Figure 1. IIF test on ethanol-fixed neutrophils shows an atypical p-ANCA pattern, characterized by a coarse fluorescent ring confined to the perinuclear zone. Speckled nuclear fluorescence due to anticentromere antibodies is also evident (original magnification ´1000).

Prevalences or mean values of some clinical and serological features of atypical p-ANCA positive patients were compared by Fisher's exact test and the Mann-Whitney U test with those of atypical p-ANCA negative patients, and no significant difference was found between the 2 groups (Table 1). In particular, no statistically significant association was observed between the atypical p-ANCA pattern and antibodies to PR3, MPO, and cathepsin G antigens. The relationship between atypical p-ANCA staining and antibodies to other neutrophil antigens and well defined clinical features in scleroderma patients needs further investigation if the significance of this particular ANCA fluorescence pattern is to be determined.

Table 1. Comparison of clinical and serological features of patients with an atypical p-ANCA positive pattern and those with atypical negative pattern.

AMELIA RUFFATTI, MD, Associate Professor of Rheumatology; PANAGIOTIS GRYPIOTIS, PhD, Research Biologist; SILVANO TODESCO, MD, Professor of Rheumatology, Department of Medical and Surgical Sciences, Rheumatology Unit, University of Padova, Via Giustiniani 2, 35128 Padova, Italy. E-mail: amelia.ruffatti@unipd.it

1. Ruffatti A, Sinico RA, Radice A, et al. Autoantibodies to proteinase 3 and myeloperoxidase in systemic sclerosis. J Rheumatol 2002;29:918-23.

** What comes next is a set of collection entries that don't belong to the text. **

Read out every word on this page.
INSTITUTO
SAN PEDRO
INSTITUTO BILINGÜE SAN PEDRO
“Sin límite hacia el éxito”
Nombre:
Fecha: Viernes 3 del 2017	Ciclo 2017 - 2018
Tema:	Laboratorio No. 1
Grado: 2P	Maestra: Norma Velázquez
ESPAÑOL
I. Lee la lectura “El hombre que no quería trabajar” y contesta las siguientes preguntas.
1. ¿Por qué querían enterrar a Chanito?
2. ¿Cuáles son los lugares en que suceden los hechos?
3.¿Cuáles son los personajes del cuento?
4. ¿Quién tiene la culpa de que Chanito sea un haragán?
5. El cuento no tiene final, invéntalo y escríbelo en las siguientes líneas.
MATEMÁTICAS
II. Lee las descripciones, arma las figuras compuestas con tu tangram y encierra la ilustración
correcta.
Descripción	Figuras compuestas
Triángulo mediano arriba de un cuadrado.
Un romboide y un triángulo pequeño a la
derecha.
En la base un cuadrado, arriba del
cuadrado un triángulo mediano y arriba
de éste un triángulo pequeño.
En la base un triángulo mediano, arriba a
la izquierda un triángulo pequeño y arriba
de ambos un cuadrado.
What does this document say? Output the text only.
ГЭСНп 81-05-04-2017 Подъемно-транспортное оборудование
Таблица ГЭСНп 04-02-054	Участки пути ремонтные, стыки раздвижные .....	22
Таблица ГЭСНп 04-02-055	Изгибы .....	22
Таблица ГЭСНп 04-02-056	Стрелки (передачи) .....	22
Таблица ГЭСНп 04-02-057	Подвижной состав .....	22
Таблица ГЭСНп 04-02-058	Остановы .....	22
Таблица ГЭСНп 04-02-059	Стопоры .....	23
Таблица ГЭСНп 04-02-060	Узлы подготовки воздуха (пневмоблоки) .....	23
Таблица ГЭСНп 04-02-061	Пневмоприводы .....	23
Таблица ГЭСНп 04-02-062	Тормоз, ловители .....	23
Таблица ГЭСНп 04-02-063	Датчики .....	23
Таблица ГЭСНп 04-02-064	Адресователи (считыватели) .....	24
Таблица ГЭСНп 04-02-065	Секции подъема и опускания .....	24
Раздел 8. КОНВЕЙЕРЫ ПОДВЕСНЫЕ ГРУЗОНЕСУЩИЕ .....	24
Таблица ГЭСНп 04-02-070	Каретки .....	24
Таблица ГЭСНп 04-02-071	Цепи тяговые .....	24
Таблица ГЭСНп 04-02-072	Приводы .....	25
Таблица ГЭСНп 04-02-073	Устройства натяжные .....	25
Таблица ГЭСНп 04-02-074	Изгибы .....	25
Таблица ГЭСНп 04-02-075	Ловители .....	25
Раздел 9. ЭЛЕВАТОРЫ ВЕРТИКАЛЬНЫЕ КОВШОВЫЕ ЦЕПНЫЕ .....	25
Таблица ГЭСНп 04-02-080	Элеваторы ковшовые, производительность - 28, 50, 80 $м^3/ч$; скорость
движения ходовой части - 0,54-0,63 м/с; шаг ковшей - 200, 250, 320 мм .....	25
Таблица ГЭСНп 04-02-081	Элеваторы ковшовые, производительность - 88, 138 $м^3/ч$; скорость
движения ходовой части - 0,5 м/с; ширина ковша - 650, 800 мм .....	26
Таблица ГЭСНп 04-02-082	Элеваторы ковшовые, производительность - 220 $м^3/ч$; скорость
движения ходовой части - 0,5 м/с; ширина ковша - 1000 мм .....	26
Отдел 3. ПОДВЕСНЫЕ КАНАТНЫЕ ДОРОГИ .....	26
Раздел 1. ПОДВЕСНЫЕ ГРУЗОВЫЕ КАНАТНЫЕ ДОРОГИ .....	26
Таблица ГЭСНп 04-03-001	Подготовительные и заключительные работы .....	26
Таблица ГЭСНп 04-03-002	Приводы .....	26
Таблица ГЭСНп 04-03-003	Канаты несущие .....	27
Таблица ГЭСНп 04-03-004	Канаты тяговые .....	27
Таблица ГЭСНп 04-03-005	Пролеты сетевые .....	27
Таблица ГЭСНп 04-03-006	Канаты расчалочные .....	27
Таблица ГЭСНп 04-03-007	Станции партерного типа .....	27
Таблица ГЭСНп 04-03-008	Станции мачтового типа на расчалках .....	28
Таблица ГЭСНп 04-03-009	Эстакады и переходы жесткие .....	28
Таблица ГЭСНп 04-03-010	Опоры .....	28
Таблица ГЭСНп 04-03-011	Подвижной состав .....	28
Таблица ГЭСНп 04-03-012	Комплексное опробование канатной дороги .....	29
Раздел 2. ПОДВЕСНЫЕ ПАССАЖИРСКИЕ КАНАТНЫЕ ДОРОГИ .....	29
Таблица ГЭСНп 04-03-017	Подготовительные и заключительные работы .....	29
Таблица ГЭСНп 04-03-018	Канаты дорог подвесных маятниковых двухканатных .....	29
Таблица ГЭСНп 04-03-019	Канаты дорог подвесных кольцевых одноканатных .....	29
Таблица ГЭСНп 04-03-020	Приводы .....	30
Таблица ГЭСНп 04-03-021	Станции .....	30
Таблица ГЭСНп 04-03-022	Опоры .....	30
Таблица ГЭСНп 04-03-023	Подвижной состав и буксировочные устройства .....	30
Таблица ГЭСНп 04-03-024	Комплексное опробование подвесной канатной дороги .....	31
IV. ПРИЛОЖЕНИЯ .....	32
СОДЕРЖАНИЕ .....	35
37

2. Wiik A. Delineation of a standard procedure for indirect immunofluorescence detection of ANCA. Acta Pathol Microbiol Immunol Scand 1989;97 Suppl:12-3.

3. Radice A, Vecchi M, Bianchi MB, Sinico RA. Contribution of immunofluorescence to the identification and characterization of anti-neutrophil cytoplasmic autoantibodies. The role of different fixatives. Clin Exp Rheumatol 2000;18:707-12.